= Richard Gershon =

Ira Richard Gershon (1957 - 2024) is a former Dean of the University of Mississippi School of Law and current professor at the school. He came to the University of Mississippi after being the Founding Dean of the Charleston School of Law in Charleston, South Carolina.

As a law school administrator, Gershon is well known for properly moving schools through the American Bar Association (ABA) accreditation process. From the Charleston School of Law's founding in 2003 until his resignation in 2008, he was the Founding Dean of the Charleston School of Law. During his tenure there, the law school became provisionally accredited by the ABA in 2006. He was recruited by the law school to lead it through the accreditation process after being the dean of the Texas Wesleyan University School of Law in Fort Worth, Texas, which, under his leadership, received full accreditation from the ABA in 1999. Before his time at Charleston Law and Texas Wesleyan, Gershon was on the faculty of Stetson University College of Law from 1984 to 1998. While at Stetson, he was the Academic Associate Dean from 1988 to 1992.

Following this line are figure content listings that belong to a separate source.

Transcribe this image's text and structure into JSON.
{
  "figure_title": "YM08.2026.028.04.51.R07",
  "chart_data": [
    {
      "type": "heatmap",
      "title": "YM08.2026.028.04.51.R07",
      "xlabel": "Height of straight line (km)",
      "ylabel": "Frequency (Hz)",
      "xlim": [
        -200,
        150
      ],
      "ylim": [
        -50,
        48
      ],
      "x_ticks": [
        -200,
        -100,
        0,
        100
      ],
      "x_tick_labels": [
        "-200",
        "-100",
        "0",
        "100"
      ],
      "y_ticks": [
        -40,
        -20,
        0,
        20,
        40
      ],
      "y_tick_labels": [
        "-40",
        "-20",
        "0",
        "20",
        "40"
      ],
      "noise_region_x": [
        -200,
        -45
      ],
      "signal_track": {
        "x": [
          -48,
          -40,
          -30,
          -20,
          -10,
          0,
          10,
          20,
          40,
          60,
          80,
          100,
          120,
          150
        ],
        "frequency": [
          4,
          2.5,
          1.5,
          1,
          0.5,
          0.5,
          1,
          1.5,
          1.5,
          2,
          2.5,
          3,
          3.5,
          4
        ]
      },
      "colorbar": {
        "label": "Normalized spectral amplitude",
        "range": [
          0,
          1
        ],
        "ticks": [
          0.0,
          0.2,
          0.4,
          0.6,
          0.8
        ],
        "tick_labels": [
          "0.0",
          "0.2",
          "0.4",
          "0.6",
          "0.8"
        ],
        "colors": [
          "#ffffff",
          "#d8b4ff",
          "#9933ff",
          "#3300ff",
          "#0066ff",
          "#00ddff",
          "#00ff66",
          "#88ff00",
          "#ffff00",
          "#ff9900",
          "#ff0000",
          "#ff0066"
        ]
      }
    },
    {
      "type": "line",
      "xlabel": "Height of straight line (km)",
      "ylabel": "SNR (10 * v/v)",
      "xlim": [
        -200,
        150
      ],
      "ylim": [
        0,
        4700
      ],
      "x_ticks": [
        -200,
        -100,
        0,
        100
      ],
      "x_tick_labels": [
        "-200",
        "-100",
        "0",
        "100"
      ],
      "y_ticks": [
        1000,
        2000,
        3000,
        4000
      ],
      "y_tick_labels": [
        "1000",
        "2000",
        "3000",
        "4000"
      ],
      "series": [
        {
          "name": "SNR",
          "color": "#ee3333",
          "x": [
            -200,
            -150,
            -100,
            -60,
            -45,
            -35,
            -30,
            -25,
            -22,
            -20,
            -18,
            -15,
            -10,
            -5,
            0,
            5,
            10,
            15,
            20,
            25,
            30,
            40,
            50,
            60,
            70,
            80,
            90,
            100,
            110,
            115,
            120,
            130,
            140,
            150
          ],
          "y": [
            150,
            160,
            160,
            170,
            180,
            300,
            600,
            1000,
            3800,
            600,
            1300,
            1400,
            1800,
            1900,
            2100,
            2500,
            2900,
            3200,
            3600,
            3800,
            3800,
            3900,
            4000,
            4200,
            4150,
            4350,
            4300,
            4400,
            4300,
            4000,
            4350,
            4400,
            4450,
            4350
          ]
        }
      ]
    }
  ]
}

In addition to his administrative duties, Gershon is a legal academic that emphasizes research in federal estate and gift taxation, federal partnership taxation, and estate planning issues.

Gershon attended the University of Georgia receiving the A.B. in political science in 1979. He later matriculated to the University of Tennessee College of Law, receiving the J.D. degree in 1982. Later, he studied tax law at the University of Florida, graduating with an LL.M. degree in 1983.

Gershon was married to Donna Levine, who is the Copy Chief of Garden & Gun Magazine. He had 4 children, Michelle, Benjamin, Claire, and Eve.